From that time on, Katharine's access to Stanley was severely limited. Since he appeared especially agitated when women were around, the doctors banned all access to women and Stanley's wife, mother and sister were no longer allowed to visit him. For the next twenty years, Katharine could only see Stanley at a distance despite her frequent visits to Riven Rock. The doctors also resisted her various attempts at bringing in other specialists to try alternative treatments in the hope of improving Stanley's condition.
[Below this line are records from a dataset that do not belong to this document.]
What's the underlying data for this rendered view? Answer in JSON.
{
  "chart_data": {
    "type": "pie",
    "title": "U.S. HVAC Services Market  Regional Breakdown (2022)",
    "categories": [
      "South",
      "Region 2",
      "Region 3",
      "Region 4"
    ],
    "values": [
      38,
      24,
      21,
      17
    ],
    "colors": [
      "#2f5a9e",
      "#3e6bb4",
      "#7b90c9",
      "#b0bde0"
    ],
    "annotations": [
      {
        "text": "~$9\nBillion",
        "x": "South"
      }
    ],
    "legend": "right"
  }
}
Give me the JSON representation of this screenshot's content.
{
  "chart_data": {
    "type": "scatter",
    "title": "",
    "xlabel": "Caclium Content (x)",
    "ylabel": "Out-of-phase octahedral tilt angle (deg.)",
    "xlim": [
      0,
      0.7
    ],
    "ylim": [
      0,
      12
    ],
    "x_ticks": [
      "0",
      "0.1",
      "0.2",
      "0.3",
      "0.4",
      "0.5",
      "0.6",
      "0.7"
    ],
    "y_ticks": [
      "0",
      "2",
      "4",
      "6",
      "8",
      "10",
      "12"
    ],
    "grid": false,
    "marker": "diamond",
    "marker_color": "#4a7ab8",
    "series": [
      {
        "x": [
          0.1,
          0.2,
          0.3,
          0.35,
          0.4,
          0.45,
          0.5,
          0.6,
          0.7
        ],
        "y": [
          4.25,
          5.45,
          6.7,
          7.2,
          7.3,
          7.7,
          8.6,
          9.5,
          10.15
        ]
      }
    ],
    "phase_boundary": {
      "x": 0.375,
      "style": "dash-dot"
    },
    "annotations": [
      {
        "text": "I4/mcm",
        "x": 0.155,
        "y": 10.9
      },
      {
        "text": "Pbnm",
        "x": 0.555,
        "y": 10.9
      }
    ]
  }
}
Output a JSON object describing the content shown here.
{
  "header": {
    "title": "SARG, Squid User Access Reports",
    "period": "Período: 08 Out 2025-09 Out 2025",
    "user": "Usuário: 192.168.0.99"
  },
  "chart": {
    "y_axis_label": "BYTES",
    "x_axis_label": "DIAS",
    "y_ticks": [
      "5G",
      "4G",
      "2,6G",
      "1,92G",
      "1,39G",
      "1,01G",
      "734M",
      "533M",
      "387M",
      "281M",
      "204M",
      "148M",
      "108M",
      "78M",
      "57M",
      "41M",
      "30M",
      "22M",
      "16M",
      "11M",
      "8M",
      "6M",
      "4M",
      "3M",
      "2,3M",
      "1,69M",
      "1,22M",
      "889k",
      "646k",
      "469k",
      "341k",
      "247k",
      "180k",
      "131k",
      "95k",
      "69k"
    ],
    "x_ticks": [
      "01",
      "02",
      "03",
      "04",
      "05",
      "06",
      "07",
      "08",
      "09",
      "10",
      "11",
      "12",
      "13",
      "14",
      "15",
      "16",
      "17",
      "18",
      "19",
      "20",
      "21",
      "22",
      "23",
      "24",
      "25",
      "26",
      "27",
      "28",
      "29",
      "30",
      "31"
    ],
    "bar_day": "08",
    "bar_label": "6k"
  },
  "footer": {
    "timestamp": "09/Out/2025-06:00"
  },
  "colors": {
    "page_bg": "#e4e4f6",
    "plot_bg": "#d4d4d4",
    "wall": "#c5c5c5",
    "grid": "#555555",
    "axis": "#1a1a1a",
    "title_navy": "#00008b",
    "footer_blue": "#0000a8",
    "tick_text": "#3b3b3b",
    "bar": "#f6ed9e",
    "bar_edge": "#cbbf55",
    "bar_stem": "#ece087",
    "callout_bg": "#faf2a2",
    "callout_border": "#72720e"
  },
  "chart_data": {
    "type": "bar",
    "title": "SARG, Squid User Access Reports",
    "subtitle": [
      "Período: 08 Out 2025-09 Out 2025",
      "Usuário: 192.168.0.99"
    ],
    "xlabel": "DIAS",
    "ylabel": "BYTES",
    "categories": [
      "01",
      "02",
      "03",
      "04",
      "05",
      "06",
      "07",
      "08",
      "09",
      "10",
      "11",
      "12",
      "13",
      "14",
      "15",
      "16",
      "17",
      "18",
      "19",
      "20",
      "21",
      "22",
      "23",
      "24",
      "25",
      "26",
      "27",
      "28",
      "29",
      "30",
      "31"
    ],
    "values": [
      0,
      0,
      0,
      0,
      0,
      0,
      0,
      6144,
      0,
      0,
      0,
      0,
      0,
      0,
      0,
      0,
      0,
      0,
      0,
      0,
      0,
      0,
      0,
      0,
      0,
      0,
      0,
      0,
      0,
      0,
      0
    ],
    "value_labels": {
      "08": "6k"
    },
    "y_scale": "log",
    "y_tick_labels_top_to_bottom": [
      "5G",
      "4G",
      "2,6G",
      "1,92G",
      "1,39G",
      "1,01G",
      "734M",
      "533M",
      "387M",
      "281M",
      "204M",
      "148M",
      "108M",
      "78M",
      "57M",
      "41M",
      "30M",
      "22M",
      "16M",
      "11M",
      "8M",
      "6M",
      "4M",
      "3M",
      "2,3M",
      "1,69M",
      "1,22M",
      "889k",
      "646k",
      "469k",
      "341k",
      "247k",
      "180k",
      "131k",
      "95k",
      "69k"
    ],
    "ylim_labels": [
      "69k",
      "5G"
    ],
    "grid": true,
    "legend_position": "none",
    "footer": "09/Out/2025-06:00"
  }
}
Despite her inability to help her husband, Katharine channelled her energies, and the considerable fortune under her control, into becoming an active women's rights advocate. After first speaking at a women's suffrage rally in 1909, Katharine McCormick worked with early suffragettes, including Carrie Chapman Catt and helped found the National American Women Suffrage Association. It was definitely an uphill struggle with the early suffragettes waging legal battles simply to be heard at open-air rallies across the country.
Along with testifying for a suffrage bill before a Massachusetts legislative committee in 1911 and serving as one of Carrie Chapman Catt's lieutenants, Katharine also provided $6000 of her own money to make up the deficit of the Women's Journal and served as treasurer. During World War I, she also worked as chairman of the association's War Service Department and as a member of the Women's Committee of the Council of National Defense. After the Nineteenth Amendment was ratified in 1920, Katharine became the first vice-president of the newly-formed League of Women Voters.
While she was working in the suffrage movement, Katharine McCormick became an advocate of reproductive choice in women. Since she and her husband had no children (and she had no interest in having any children with Stanley given her concerns about hereditary insanity), she was inspired by a speech given by Margaret Sanger in 1917. Despite the fact that Sanger had actually opposed women's suffrage, Katharine recognized how few reproductive options were available to women of that era and she turned her attention to supporting Sanger's clinic. With the success of the women's suffrage movement in winning the right to vote, she was free to turn all of her considerable energy and resources to the new cause.